Inside Climate News:

The country’s farmers took in a record $19 billion in insurance payments in 2022, many because of weather-related disasters, according to a new analysis that suggests climate change could stoke the cost of insuring the nation’s farmers and ranchers to unsustainable levels.

The Environmental Working Group, which has for decades critically scrutinized the Federal Crop Insurance Program, published new researchThursday, finding that the cost of the program has soared from just under $3 billion in 2002 to just over $19 billion last year.

“We found between 2002 and 2022 the crop insurance program sent over $161 billion to farmers, and annual payouts in 2022 were 546 percent more than they were in 2001,” said Anne Schechinger, an agricultural economist and director at EWG. 

The crop insurance program has become increasingly popular with farmers over the past 20 years as a way to protect themselves from drops in prices and weather-related disasters.

Taxpayers subsidize about 60 percent of the premiums; farmers cover about 40 percent and pay deductibles on smaller losses.  

“We know that part of the increase in payouts comes from an increase in participation in the program, as well as crop prices,” Schechinger said. “But we also know that payments for weather-related losses are also going up.”

EWG also analyzed who received the bulk of the payments, confirming previous research showing that most of them are going to large, wealthy farms that grow one or two crops.

Roughly 80 percent of subsidies go to the largest 20 percent of farms.

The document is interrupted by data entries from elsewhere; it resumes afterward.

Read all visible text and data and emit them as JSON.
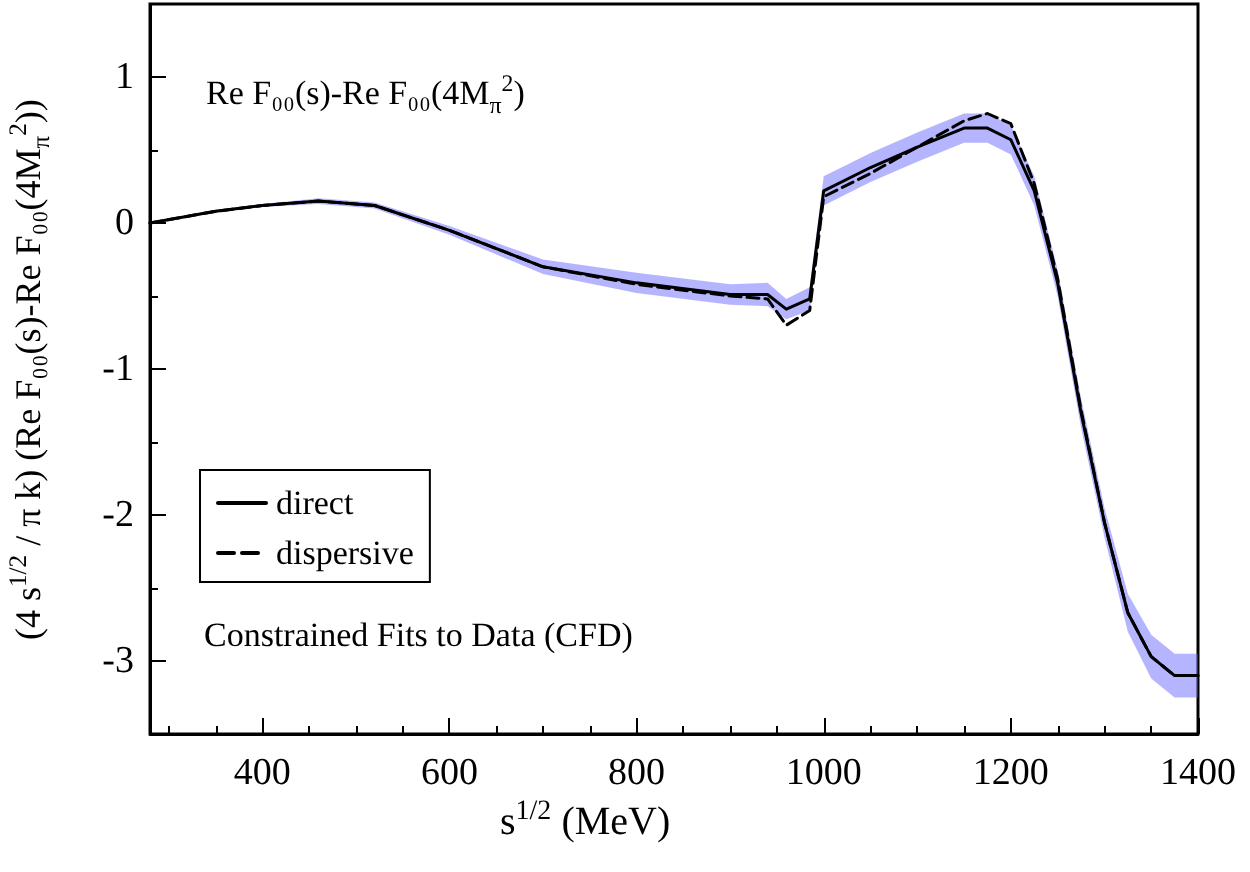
{
  "chart_data": {
    "type": "line",
    "xlabel": "s$^{1/2}$  (MeV)",
    "ylabel": "(4 s$^{1/2}$ / π k) (Re F₀₀(s)-Re F₀₀(4M$_{π}$$^{2}$))",
    "annotations": [
      "Re F₀₀(s)-Re F₀₀(4M$_{π}$$^{2}$)",
      "Constrained Fits to Data (CFD)"
    ],
    "xlim": [
      280,
      1400
    ],
    "xticks": [
      400,
      600,
      800,
      1000,
      1200,
      1400
    ],
    "ylim": [
      -3.5,
      1.5
    ],
    "yticks": [
      -3,
      -2,
      -1,
      0,
      1
    ],
    "x": [
      280,
      350,
      400,
      460,
      520,
      600,
      700,
      800,
      900,
      940,
      960,
      985,
      1000,
      1050,
      1100,
      1150,
      1175,
      1200,
      1225,
      1250,
      1275,
      1300,
      1325,
      1350,
      1375,
      1400
    ],
    "series": [
      {
        "name": "direct",
        "color": "#000000",
        "line_style": "solid",
        "values": [
          0,
          0.08,
          0.12,
          0.15,
          0.12,
          -0.05,
          -0.3,
          -0.41,
          -0.49,
          -0.49,
          -0.59,
          -0.52,
          0.22,
          0.38,
          0.52,
          0.65,
          0.65,
          0.57,
          0.22,
          -0.41,
          -1.3,
          -2.05,
          -2.67,
          -2.97,
          -3.1,
          -3.1
        ],
        "lower": [
          0,
          0.07,
          0.11,
          0.13,
          0.1,
          -0.08,
          -0.35,
          -0.48,
          -0.56,
          -0.57,
          -0.66,
          -0.6,
          0.12,
          0.28,
          0.42,
          0.55,
          0.55,
          0.47,
          0.12,
          -0.5,
          -1.4,
          -2.15,
          -2.8,
          -3.12,
          -3.25,
          -3.25
        ],
        "upper": [
          0,
          0.09,
          0.13,
          0.17,
          0.14,
          -0.02,
          -0.25,
          -0.34,
          -0.42,
          -0.41,
          -0.52,
          -0.44,
          0.32,
          0.48,
          0.62,
          0.75,
          0.75,
          0.67,
          0.32,
          -0.32,
          -1.2,
          -1.95,
          -2.54,
          -2.82,
          -2.95,
          -2.95
        ]
      },
      {
        "name": "dispersive",
        "color": "#000000",
        "line_style": "dashed",
        "values": [
          0,
          0.08,
          0.12,
          0.15,
          0.12,
          -0.05,
          -0.3,
          -0.42,
          -0.5,
          -0.52,
          -0.7,
          -0.6,
          0.18,
          0.34,
          0.52,
          0.7,
          0.75,
          0.68,
          0.27,
          -0.38,
          -1.28,
          -2.05,
          -2.67,
          -2.97,
          -3.1,
          -3.1
        ]
      }
    ],
    "legend": "bottom left",
    "marker": "none",
    "grid": false
  }
}
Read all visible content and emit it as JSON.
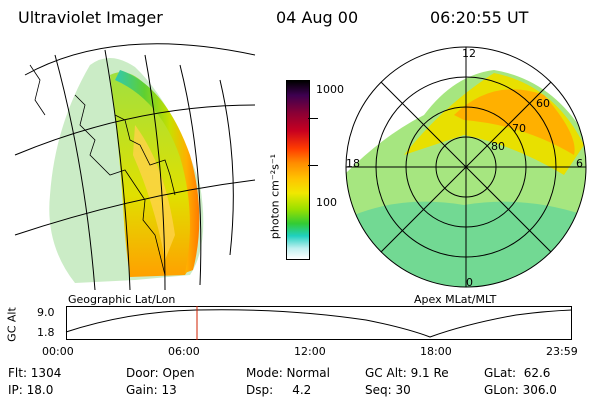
{
  "header": {
    "instrument": "Ultraviolet Imager",
    "date": "04 Aug 00",
    "time": "06:20:55 UT"
  },
  "left_panel": {
    "caption": "Geographic Lat/Lon"
  },
  "right_panel": {
    "caption": "Apex MLat/MLT",
    "mlt_labels": {
      "top": "12",
      "left": "18",
      "right": "6",
      "bottom": "0"
    },
    "lat_labels": [
      "60",
      "70",
      "80"
    ]
  },
  "colorbar": {
    "unit_label": "photon cm⁻²s⁻¹",
    "ticks": [
      "1000",
      "100"
    ],
    "colors": [
      "#000000",
      "#3d0050",
      "#8a0035",
      "#c80020",
      "#ff3c00",
      "#ff8c00",
      "#ffc400",
      "#f0e800",
      "#9ae000",
      "#33cc33",
      "#20d0c0",
      "#c0f0f0",
      "#ffffff"
    ]
  },
  "altitude_plot": {
    "axis_label": "GC Alt",
    "y_ticks": [
      "9.0",
      "1.8"
    ],
    "x_ticks": [
      "00:00",
      "06:00",
      "12:00",
      "18:00",
      "23:59"
    ]
  },
  "status": {
    "flt": "Flt: 1304",
    "ip": "IP: 18.0",
    "door": "Door: Open",
    "gain": "Gain: 13",
    "mode": "Mode: Normal",
    "dsp": "Dsp:     4.2",
    "gcalt": "GC Alt: 9.1 Re",
    "seq": "Seq: 30",
    "glat": "GLat:  62.6",
    "glon": "GLon: 306.0"
  }
}
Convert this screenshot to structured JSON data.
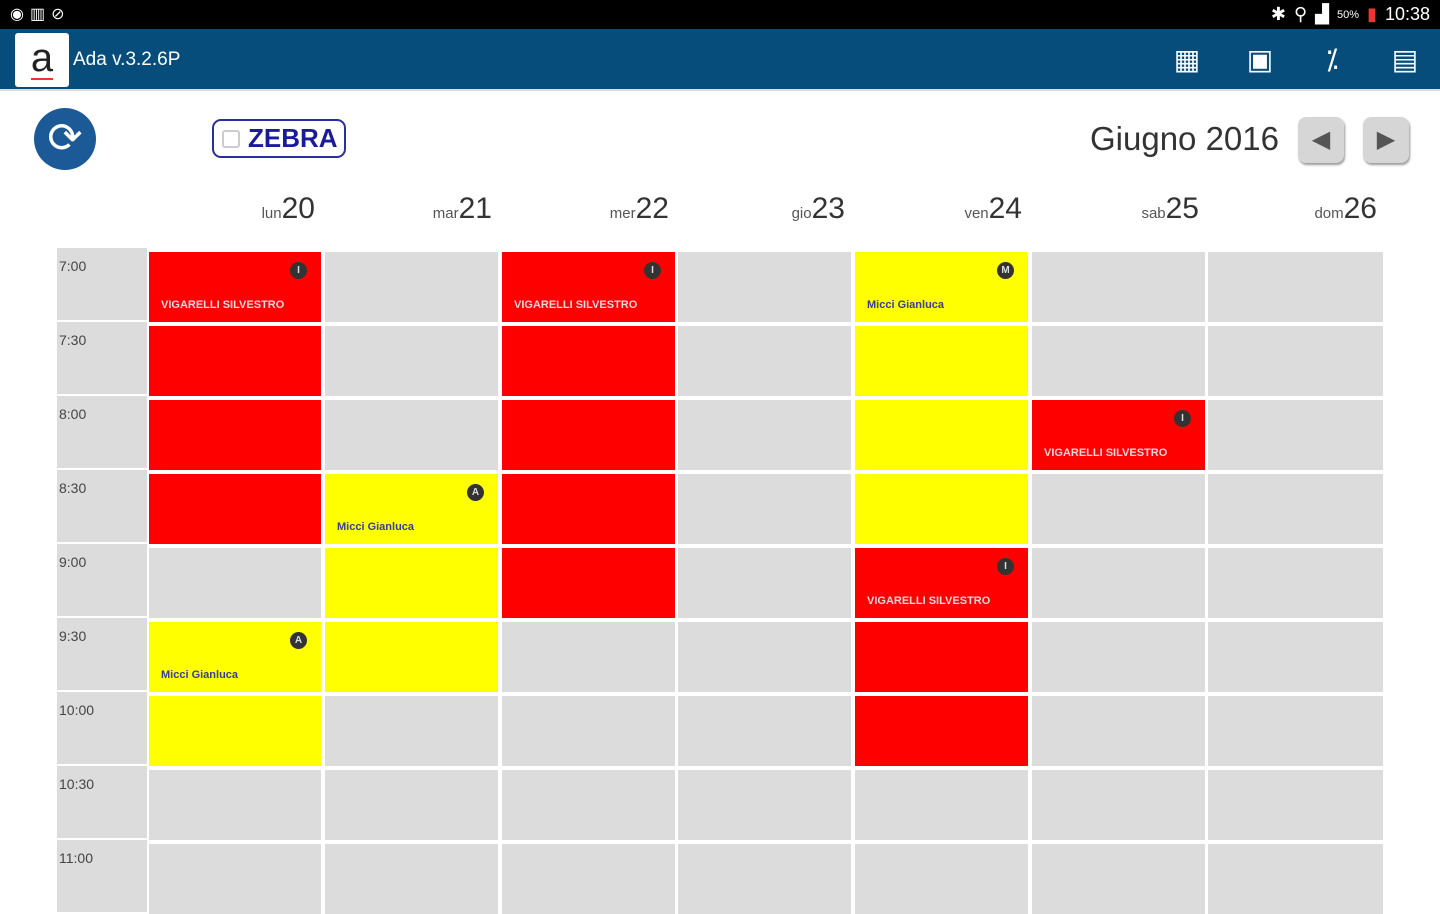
{
  "status_bar": {
    "time": "10:38",
    "battery": "50%"
  },
  "app": {
    "title": "Ada v.3.2.6P"
  },
  "toolbar": {
    "icons": [
      "calendar-icon",
      "document-icon",
      "percent-icon",
      "clipboard-icon"
    ]
  },
  "controls": {
    "zebra_label": "ZEBRA",
    "zebra_checked": false,
    "month_label": "Giugno 2016"
  },
  "days": [
    {
      "name": "lun",
      "date": "20"
    },
    {
      "name": "mar",
      "date": "21"
    },
    {
      "name": "mer",
      "date": "22"
    },
    {
      "name": "gio",
      "date": "23"
    },
    {
      "name": "ven",
      "date": "24"
    },
    {
      "name": "sab",
      "date": "25"
    },
    {
      "name": "dom",
      "date": "26"
    }
  ],
  "times": [
    "7:00",
    "7:30",
    "8:00",
    "8:30",
    "9:00",
    "9:30",
    "10:00",
    "10:30",
    "11:00"
  ],
  "colors": {
    "red": "#ff0000",
    "yellow": "#ffff00",
    "empty": "#dcdcdc"
  },
  "events": [
    {
      "day": 0,
      "start": "7:00",
      "slots": 4,
      "color": "#ff0000",
      "name": "VIGARELLI SILVESTRO",
      "badge": "I",
      "text_color": "#dddddd"
    },
    {
      "day": 0,
      "start": "9:30",
      "slots": 2,
      "color": "#ffff00",
      "name": "Micci Gianluca",
      "badge": "A",
      "text_color": "#3a3aa0"
    },
    {
      "day": 1,
      "start": "8:30",
      "slots": 3,
      "color": "#ffff00",
      "name": "Micci Gianluca",
      "badge": "A",
      "text_color": "#3a3aa0"
    },
    {
      "day": 2,
      "start": "7:00",
      "slots": 5,
      "color": "#ff0000",
      "name": "VIGARELLI SILVESTRO",
      "badge": "I",
      "text_color": "#dddddd"
    },
    {
      "day": 4,
      "start": "7:00",
      "slots": 4,
      "color": "#ffff00",
      "name": "Micci Gianluca",
      "badge": "M",
      "text_color": "#3a3aa0"
    },
    {
      "day": 4,
      "start": "9:00",
      "slots": 3,
      "color": "#ff0000",
      "name": "VIGARELLI SILVESTRO",
      "badge": "I",
      "text_color": "#dddddd"
    },
    {
      "day": 5,
      "start": "8:00",
      "slots": 1,
      "color": "#ff0000",
      "name": "VIGARELLI SILVESTRO",
      "badge": "I",
      "text_color": "#dddddd"
    }
  ]
}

That’s in part because they produce most of the crops, but also because smaller farmers have a more difficult time qualifying for the programs. This, critics say, encourages the growth of large farms that use production methods that are more fuel and carbon intensive.

In the past two decades, EWG found that roughly three-fourths of all indemnity payments, about $121 billion, went to corn, soybeans, wheat and cotton, and nearly $56 billion to corn growers alone.

Critics of the program worry that it will incentivize more carbon-intensive farming. Already U.S. farms are responsible for 11 percent of the country’s greenhouse gas emissions. A recent analysis suggests that percentage could rise to about 30 percent of the total by 2050—more than any other sectors of the economy—if farms and ranches don’t shrink their carbon impact. 

EWG’s research dovetails with other recent studies showing that the warming atmosphere has increased crop insurance payments and discourages farmers from adapting to climate change. More research also suggests that climate change will likely stoke crop insurance payments in coming years and finds that crop insurance premiums will rise.

Environmental Working Group:

Crop insurance payouts for losses associated with extreme weather have cost billions of dollars, a new Environmental Working Group analysis of Department of Agriculture data shows. Indemnities for the five most expensive weather-related causes of loss – drought, excess moisture and precipitation, hail, heat and freeze – totaled over $118.75 billion between 2001 and 2022, representing 73 percent of total crop insurance payouts.

The extreme weather events that triggered these payments are closely associated with the climate emergency. Yet the Crop Insurance Program does not encourage farmers to adapt to the extreme weather linked to the climate crisis, as EWG recently explained.

Our new investigation found that weather-related crop insurance indemnities have steeply risen over the past 22 years. As climate change continues to accelerate, it seems inevitable that, without meaningful reform, crop insurance costs will likewise grow unsustainably.